A Full Fest Experience
Calgary’s Folk Fest is more than just music
Becca Paterson, Features Editor
Described in 2006 by the Globe and Mail as one of the “Seven Musical Wonders of the World,” anyone who has been to the Calgary Folk Music Festival will know that the four-day long fest is more than just a bunch of folk concerts. No, Calgary’s Folk Fest is a musical experience that, as I recently learned, should be a “must attend” on every music-lover’s summer itinerary.
For those who may be unfamiliar, the Calgary Folk Music Festival takes over Prince’s Island Park every summer for a weekend of musical acts and collaborative sessions that bring together over 75 artists from over 15 countries around the word, all spread across eight stages on the island. On the weekend of July 24-27, the festival celebrated its 35th year of bringing the a selection of folk and indie music to Calgary, after being started in 1980 as a part of the celebration for Alberta’s 75th anniversary.
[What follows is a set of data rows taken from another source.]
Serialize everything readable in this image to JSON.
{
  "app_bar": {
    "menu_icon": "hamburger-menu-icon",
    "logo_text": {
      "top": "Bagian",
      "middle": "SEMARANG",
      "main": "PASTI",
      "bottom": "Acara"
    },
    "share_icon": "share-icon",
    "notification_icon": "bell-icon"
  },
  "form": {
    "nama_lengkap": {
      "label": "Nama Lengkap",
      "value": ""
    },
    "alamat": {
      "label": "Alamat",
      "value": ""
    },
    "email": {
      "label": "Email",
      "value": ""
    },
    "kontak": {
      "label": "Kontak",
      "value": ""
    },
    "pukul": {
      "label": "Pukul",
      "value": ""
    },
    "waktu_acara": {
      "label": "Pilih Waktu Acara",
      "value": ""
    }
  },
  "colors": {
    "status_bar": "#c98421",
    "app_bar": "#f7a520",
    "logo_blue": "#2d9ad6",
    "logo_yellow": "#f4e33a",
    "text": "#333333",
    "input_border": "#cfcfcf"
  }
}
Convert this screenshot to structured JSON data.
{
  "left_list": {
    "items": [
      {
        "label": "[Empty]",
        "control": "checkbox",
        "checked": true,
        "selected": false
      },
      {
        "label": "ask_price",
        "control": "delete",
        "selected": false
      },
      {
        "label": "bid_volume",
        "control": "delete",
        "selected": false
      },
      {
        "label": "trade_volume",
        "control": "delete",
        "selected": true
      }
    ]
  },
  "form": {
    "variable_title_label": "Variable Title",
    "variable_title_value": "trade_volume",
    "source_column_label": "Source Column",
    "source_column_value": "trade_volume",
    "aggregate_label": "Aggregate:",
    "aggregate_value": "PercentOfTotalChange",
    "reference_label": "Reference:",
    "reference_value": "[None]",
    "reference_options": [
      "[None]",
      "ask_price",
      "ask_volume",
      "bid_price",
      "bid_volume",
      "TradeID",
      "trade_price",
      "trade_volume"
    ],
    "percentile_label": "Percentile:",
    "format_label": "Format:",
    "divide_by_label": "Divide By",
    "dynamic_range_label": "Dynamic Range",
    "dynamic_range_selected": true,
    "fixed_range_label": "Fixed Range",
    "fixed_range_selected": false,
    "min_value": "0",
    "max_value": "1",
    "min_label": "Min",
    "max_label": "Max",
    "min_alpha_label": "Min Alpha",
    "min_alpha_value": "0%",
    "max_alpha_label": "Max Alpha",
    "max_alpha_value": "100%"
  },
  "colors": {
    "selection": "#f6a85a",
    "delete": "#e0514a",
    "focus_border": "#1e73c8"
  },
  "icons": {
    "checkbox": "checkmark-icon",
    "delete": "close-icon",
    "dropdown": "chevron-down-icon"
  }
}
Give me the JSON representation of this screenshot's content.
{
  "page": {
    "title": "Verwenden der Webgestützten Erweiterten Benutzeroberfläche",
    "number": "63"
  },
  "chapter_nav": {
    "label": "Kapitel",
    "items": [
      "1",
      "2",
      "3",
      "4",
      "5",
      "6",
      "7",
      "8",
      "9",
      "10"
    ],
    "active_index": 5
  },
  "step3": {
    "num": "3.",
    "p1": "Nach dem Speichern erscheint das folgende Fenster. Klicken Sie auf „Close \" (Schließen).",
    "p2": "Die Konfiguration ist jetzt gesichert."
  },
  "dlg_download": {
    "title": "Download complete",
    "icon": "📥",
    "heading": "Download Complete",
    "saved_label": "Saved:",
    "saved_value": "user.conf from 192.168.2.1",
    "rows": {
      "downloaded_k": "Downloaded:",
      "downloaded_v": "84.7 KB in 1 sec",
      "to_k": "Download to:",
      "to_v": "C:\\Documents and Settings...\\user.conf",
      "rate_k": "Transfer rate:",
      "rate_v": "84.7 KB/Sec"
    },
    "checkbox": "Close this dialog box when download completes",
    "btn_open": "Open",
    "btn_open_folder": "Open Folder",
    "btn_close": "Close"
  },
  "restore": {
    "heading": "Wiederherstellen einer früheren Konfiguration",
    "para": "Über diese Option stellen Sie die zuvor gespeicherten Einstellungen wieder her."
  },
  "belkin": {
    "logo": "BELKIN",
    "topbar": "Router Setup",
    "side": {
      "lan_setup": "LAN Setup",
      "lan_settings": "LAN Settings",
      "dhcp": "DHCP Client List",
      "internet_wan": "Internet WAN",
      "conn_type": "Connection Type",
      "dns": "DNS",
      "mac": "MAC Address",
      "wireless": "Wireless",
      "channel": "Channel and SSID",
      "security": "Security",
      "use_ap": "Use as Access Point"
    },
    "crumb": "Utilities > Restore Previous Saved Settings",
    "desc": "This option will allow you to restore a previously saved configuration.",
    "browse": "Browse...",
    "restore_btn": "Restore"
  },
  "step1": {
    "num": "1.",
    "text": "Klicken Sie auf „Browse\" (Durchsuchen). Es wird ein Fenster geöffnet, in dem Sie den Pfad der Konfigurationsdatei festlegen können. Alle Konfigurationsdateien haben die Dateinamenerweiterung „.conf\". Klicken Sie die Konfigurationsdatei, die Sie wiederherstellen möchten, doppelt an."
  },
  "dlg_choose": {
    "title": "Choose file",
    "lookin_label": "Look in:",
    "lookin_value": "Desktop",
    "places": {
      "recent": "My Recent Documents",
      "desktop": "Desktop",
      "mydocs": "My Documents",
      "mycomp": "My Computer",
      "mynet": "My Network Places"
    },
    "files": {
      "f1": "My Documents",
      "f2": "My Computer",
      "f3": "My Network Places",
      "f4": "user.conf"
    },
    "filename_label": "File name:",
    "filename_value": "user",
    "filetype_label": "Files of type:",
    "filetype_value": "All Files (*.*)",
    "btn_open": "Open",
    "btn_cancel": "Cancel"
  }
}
This year, the main stage played host to big names such as Trampled by Turtles, Andrew Bird and the Hands of Glory, Rufus Wainwright, and Patsy Griffin. Other acts included Boreal Sons, Great Lake Swimmers, and Andrew Bird-protogé Mo Kenney. In addition to these acts, however, Calgary’s Folk Fest is also known for its “genre-bending,” with notable non-folk acts such as A Tribe Called Red or Concordia’s YAMANTAKA // SONIC TITAN. The fest even brought in two acts all the way from South Korea: the traditional drum group, Dulsori, and Geomungo Factory.
But likely the greatest accomplishment of the Calgary Folk Music Festival is not the impressive program — and it was impressive — but rather the incredible sense of community and camaraderie that was overwhelmingly present throughout the fest.
Being such a large festival, I was surprised at how much it felt like a gathering of old friends. From the “running of the tarps” at the beginning of each day to claim main stage tarp space (don’t be fooled — only fast walking and skipping allowed) to the genuinely friendly interaction had almost everywhere throughout the island, to artists mingling in with spectators to enjoy the festival themselves, the overwhelming sense that everyone was there simply to share the experience of the fest radiated throughout the island.
This sense of community carried over into the daytime line-up as well. Throughout the day, various sessions — or roughly an hour-long set that sees multiple acts sharing stage and sound, often times making music together for the first time in front of the crowd — occupied the majority of the smaller stages.
Finally, the Calgary Folk Music festival is put on largely because of the volunteers — nearly 1700 people. In fact, before they were playing the fest, the members of Calgary band Boreal Sons were volunteers, which just goes to show how tight the community really is.
If you haven’t yet been to the Calgary Folk Music Festival, you should definitely pencil it in to your summer plans next year. It is a home-grown experience that definitely exceeds all of its hype. If you attend, you won’t be disappointed.